您好,我在用TMS320F28377D调试PWM过程中遇到了如下问题:
我所用PWM的功能是:将ePWM1作为主时钟(Master),ePWM2,3,10,11,12作为从时钟(Slave),输出互补死区的12路PWM波。
当我在ePWM的中断中修改PWM的占空比(dutycycle)时,原本应当只改变占空比,不改变频率。
PWM实际输出的高低电平时间和实际开关频率如下所示。实际的占空比和给定占空比不相等;当占空比上升时,实际的输出频率也会上升。
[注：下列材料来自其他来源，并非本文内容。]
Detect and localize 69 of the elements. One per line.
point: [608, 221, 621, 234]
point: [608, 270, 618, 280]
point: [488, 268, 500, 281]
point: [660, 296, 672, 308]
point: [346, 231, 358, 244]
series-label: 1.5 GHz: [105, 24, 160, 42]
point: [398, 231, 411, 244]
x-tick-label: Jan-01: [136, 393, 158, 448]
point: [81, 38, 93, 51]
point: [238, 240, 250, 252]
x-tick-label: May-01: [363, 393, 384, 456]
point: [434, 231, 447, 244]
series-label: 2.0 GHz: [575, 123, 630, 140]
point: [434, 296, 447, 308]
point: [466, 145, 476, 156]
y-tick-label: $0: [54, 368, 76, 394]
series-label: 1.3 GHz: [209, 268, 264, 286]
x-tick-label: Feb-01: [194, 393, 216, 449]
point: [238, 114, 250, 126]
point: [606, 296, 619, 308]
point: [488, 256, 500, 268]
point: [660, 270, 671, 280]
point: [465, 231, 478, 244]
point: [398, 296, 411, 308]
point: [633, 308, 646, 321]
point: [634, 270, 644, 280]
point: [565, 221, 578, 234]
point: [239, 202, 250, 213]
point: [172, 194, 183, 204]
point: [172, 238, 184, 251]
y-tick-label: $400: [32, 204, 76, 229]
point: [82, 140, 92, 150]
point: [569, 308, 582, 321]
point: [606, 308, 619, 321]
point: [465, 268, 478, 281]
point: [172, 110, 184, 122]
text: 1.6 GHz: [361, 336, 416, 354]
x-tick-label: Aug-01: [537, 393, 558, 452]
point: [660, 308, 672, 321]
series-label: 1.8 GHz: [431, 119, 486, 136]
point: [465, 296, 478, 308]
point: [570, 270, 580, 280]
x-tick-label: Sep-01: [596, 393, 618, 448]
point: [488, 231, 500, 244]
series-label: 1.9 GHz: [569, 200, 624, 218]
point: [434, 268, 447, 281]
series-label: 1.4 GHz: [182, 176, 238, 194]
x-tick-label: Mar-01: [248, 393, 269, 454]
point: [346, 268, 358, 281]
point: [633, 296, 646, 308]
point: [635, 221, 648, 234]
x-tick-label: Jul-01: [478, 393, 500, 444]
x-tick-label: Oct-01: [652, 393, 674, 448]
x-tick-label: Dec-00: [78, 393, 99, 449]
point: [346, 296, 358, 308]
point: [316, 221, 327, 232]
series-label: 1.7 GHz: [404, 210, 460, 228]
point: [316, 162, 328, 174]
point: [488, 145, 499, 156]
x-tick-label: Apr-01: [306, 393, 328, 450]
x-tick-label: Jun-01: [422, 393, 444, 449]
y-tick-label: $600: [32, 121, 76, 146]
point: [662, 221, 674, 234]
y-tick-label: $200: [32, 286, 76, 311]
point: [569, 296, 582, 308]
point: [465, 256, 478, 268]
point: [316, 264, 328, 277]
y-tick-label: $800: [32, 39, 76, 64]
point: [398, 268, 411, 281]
只有当占空比=0时,输出频率才近似等于所需的40kHz。
其他功能,如互补死区、多路同步均表现正常。
请问我的代码存在哪些问题,应当如何修改,谢谢!
以下为我的配置函数和调用函数:
配置函数为:
// PWM MACRO DEFINE
// SYSCLK = 200MHz
// EPWMCLK = SYSCLK/2(define=2) = 100MHz
// TBCLK = EPWMCLK/(HSPCLKDIV*CLKDIV) = 100MHz
// We want 40kHz, so 2*EPWM_TIMER_TBPRD=100/40*1000=2500, thus EPWM_TIMER_TBPRD=1250
// Tdb = 1/(100MHz/40) = 400ns
#define freq_sw 40000 // Switching frequency, Hz
#define prd_sw 1.0/40000.0 // Switching period, s
#define EPWM_TIMER_TBPRD 100000000/(freq_sw*2)
#define EPWM_MIN_CMPA 50
#define EPWM_MAX_CMPB 1200
#define EPWM_DB 40
//
// InitEPwm1Gpio - Initialize EPWM1 GPIOs
//
void InitEPwm1Gpio(void)
{
EALLOW;
//
// Disable internal pull-up for the selected output pins
// for reduced power consumption
// Pull-ups can be enabled or disabled by the user.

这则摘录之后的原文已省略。